Distressed debt and bankruptcy restructuring activity fell to $22 billion during the first quarter, a 6.8 percent decline over Q1 2013, according to data released by Thomson Reuters on Tuesday. The number of transactions dropped to 52, a 49.5 percent slide from the number of transactions completed during the same period last year.
The financial industry accounted for 45 percent of completed deal value, with the $10 billion restructuring of emirate-owned investment company Dubai Group marking the largest single transaction of the quarter.
Perhaps unsurprisingly, the size and scope of Dubai Group’s restructuring resulted in the EMEA region being the only geography where deal volume exceeded Q1 2013 totals. EMEA volumes reached $16.5 billion during the quarter, a 13.7 percent increase over the same period last year.

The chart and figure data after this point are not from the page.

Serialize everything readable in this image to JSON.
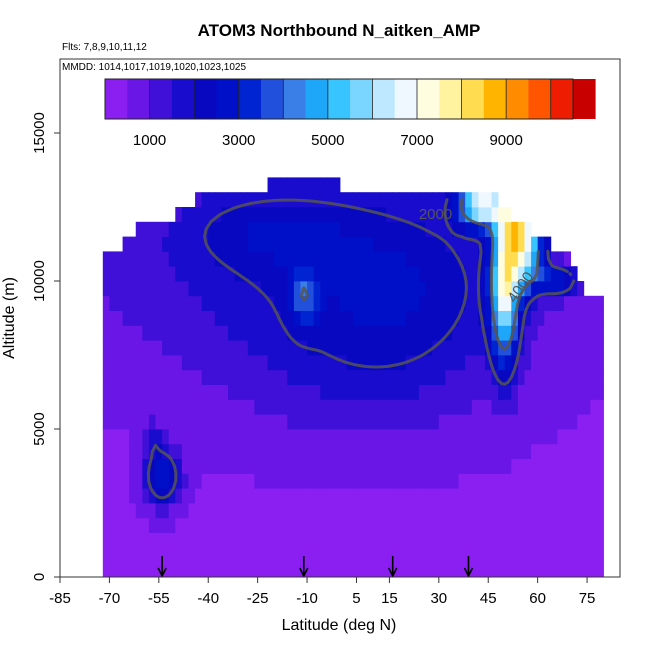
{
  "chart_data": {
    "type": "heatmap",
    "title": "ATOM3 Northbound N_aitken_AMP",
    "flights_line": "Flts: 7,8,9,10,11,12",
    "dates_line": "MMDD: 1014,1017,1019,1020,1023,1025",
    "xlabel": "Latitude (deg N)",
    "ylabel": "Altitude (m)",
    "xlim": [
      -85,
      85
    ],
    "ylim": [
      0,
      17500
    ],
    "x_ticks": [
      -85,
      -70,
      -55,
      -40,
      -25,
      -10,
      5,
      15,
      30,
      45,
      60,
      75
    ],
    "y_ticks": [
      0,
      5000,
      10000,
      15000
    ],
    "colorbar": {
      "min": 0,
      "max": 10500,
      "step": 500,
      "tick_values": [
        1000,
        3000,
        5000,
        7000,
        9000
      ],
      "colors": [
        "#8b1ef0",
        "#6a16e6",
        "#4010d8",
        "#1a0ccc",
        "#0808c0",
        "#0010c8",
        "#0024d2",
        "#2050dc",
        "#3a7ee8",
        "#1ea6f8",
        "#38c4ff",
        "#7ad6ff",
        "#bde8ff",
        "#f0f8ff",
        "#fffde0",
        "#fff3a0",
        "#ffdc50",
        "#ffb400",
        "#ff8c00",
        "#ff5500",
        "#ee1c00",
        "#c80000"
      ],
      "extend_color": "#aa1c1c"
    },
    "contour_levels": [
      2000,
      4000
    ],
    "contour_labels": [
      "2000",
      "4000"
    ],
    "flight_markers_lat": [
      -54,
      -11,
      16,
      39
    ],
    "field": {
      "background_value": 400,
      "blobs": [
        {
          "lat": -8,
          "alt": 10500,
          "sx": 48,
          "sy": 2600,
          "amp": 1500
        },
        {
          "lat": 20,
          "alt": 9500,
          "sx": 22,
          "sy": 2200,
          "amp": 900
        },
        {
          "lat": -22,
          "alt": 11800,
          "sx": 18,
          "sy": 900,
          "amp": 900
        },
        {
          "lat": 5,
          "alt": 6500,
          "sx": 30,
          "sy": 1800,
          "amp": 600
        },
        {
          "lat": -54,
          "alt": 3400,
          "sx": 4,
          "sy": 700,
          "amp": 2700
        },
        {
          "lat": 50,
          "alt": 9800,
          "sx": 3,
          "sy": 1800,
          "amp": 5500
        },
        {
          "lat": 43,
          "alt": 12600,
          "sx": 5,
          "sy": 500,
          "amp": 5800
        },
        {
          "lat": 55,
          "alt": 11900,
          "sx": 4,
          "sy": 700,
          "amp": 5500
        },
        {
          "lat": 56,
          "alt": 10600,
          "sx": 4,
          "sy": 700,
          "amp": 3800
        },
        {
          "lat": 66,
          "alt": 10000,
          "sx": 4,
          "sy": 300,
          "amp": 2500
        },
        {
          "lat": -11,
          "alt": 9500,
          "sx": 3,
          "sy": 700,
          "amp": 1800
        },
        {
          "lat": -57,
          "alt": 4700,
          "sx": 2,
          "sy": 400,
          "amp": 1000
        }
      ],
      "coverage": {
        "lat_min": -72,
        "lat_max": 79,
        "alt_min": 0,
        "top_profile_lat": [
          -72,
          -67,
          -62,
          -50,
          -45,
          -33,
          -25,
          -15,
          -10,
          0,
          30,
          40,
          45,
          55,
          68,
          70,
          75
        ],
        "top_profile_alt": [
          10500,
          11000,
          11500,
          12000,
          12500,
          12800,
          12900,
          13200,
          13500,
          13000,
          12900,
          12900,
          12800,
          11700,
          10700,
          10400,
          9200
        ]
      }
    }
  }
}
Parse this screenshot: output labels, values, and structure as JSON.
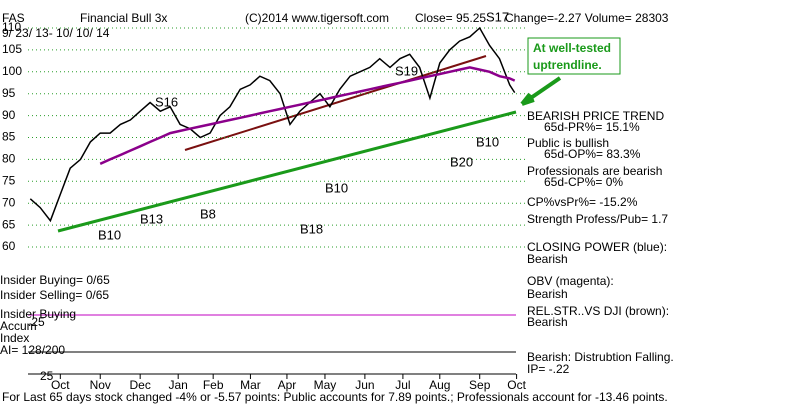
{
  "chart_data": {
    "type": "line",
    "symbol": "FAS",
    "title": "Financial Bull 3x",
    "subtitle": "9/ 23/ 13-  10/ 10/ 14",
    "copyright": "(C)2014 www.tigersoft.com",
    "close": "Close= 95.25",
    "change": "Change=-2.27 Volume= 28303",
    "x": [
      -0.79,
      -0.53,
      -0.26,
      0,
      0.26,
      0.53,
      0.79,
      1.05,
      1.31,
      1.58,
      1.84,
      2.1,
      2.36,
      2.63,
      2.89,
      3.15,
      3.41,
      3.68,
      3.94,
      4.2,
      4.46,
      4.73,
      4.99,
      5.25,
      5.51,
      5.78,
      6.04,
      6.3,
      6.56,
      6.83,
      7.09,
      7.35,
      7.62,
      7.88,
      8.14,
      8.4,
      8.67,
      8.93,
      9.19,
      9.45,
      9.72,
      9.98,
      10.24,
      10.5,
      10.77,
      11.03,
      11.29,
      11.55,
      11.82,
      11.95
    ],
    "series": [
      {
        "color": "#000000",
        "values": [
          71,
          69,
          66,
          72,
          78,
          80,
          84,
          86,
          86,
          88,
          89,
          91,
          93,
          91,
          92,
          88,
          87,
          85,
          86,
          90,
          92,
          96,
          97,
          99,
          98,
          95,
          88,
          91,
          93,
          95,
          92,
          96,
          99,
          100,
          101,
          103,
          101,
          103,
          104,
          101,
          94,
          102,
          105,
          107,
          108,
          110,
          106,
          103,
          97,
          95.25
        ]
      },
      {
        "color": "#8b008b",
        "values": [
          null,
          null,
          null,
          null,
          null,
          null,
          null,
          79,
          80,
          81,
          82,
          83,
          84,
          85,
          86,
          86.5,
          87,
          87.5,
          88,
          88.5,
          89,
          89.5,
          90,
          90.5,
          91,
          91.5,
          92,
          92.5,
          93,
          93.5,
          94,
          94.5,
          95,
          95.5,
          96,
          96.5,
          97,
          97.5,
          98,
          98.5,
          99,
          99.5,
          100,
          100.5,
          101,
          100.5,
          100,
          99,
          98.5,
          98
        ]
      }
    ],
    "xlim": [
      -0.85,
      12.3
    ],
    "xticks": [
      {
        "value": 0,
        "label": "Oct"
      },
      {
        "value": 1.05,
        "label": "Nov"
      },
      {
        "value": 2.1,
        "label": "Dec"
      },
      {
        "value": 3.1,
        "label": "Jan"
      },
      {
        "value": 4.02,
        "label": "Feb"
      },
      {
        "value": 5,
        "label": "Mar"
      },
      {
        "value": 5.96,
        "label": "Apr"
      },
      {
        "value": 6.96,
        "label": "May"
      },
      {
        "value": 8.01,
        "label": "Jun"
      },
      {
        "value": 9.01,
        "label": "Jul"
      },
      {
        "value": 9.98,
        "label": "Aug"
      },
      {
        "value": 11.03,
        "label": "Sep"
      },
      {
        "value": 12,
        "label": "Oct"
      }
    ],
    "ylim": [
      60,
      110
    ],
    "yticks": [
      60,
      65,
      70,
      75,
      80,
      85,
      90,
      95,
      100,
      105,
      110
    ],
    "grid": true,
    "signals": [
      "S16",
      "S19",
      "S17",
      "B10",
      "B13",
      "B8",
      "B18",
      "B10",
      "B20",
      "B10"
    ],
    "callout": [
      "At well-tested",
      "uptrendline."
    ],
    "notes": [
      "BEARISH PRICE TREND",
      "65d-PR%= 15.1%",
      "Public is bullish",
      "65d-OP%= 83.3%",
      "Professionals are bearish",
      "65d-CP%= 0%",
      "CP%vsPr%= -15.2%",
      "Strength Profess/Pub= 1.7",
      "CLOSING POWER (blue):",
      "Bearish",
      "OBV (magenta):",
      "Bearish",
      "REL.STR..VS DJI (brown):",
      "Bearish",
      "Bearish:  Distrubtion Falling.",
      "IP= -.22"
    ],
    "left_labels": [
      "Insider Buying= 0/65",
      "Insider Selling= 0/65",
      "Insider Buying",
      "Accum",
      "Index",
      "AI= 128/200",
      ".25",
      "25"
    ],
    "footer": "For Last 65 days stock changed -4% or -5.57 points:  Public accounts for  7.89 points.;  Professionals account for -13.46 points."
  }
}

US deal activity fell by 26.2 percent to $4.5 billion during the first quarter. Asia Pacific deal volumes dropped by 71.2 percent from Q1 2013 totals to $1.7 billion.
The declines in bankruptcy and distressed debt activity coincide with a rapidly diminishing appetite for investment funds specialising in those transactions, according to a recent Bain & Company report. Last month, the consulting firm reported that falling default rates and an improved global economy contributed to a 16 percent decline in commitments to distressed private equity funds.
“New capital flowing to funds that focus on distressed companies, which do well when the economy is struggling, was down in 2013, following several years of growth,” according to the report.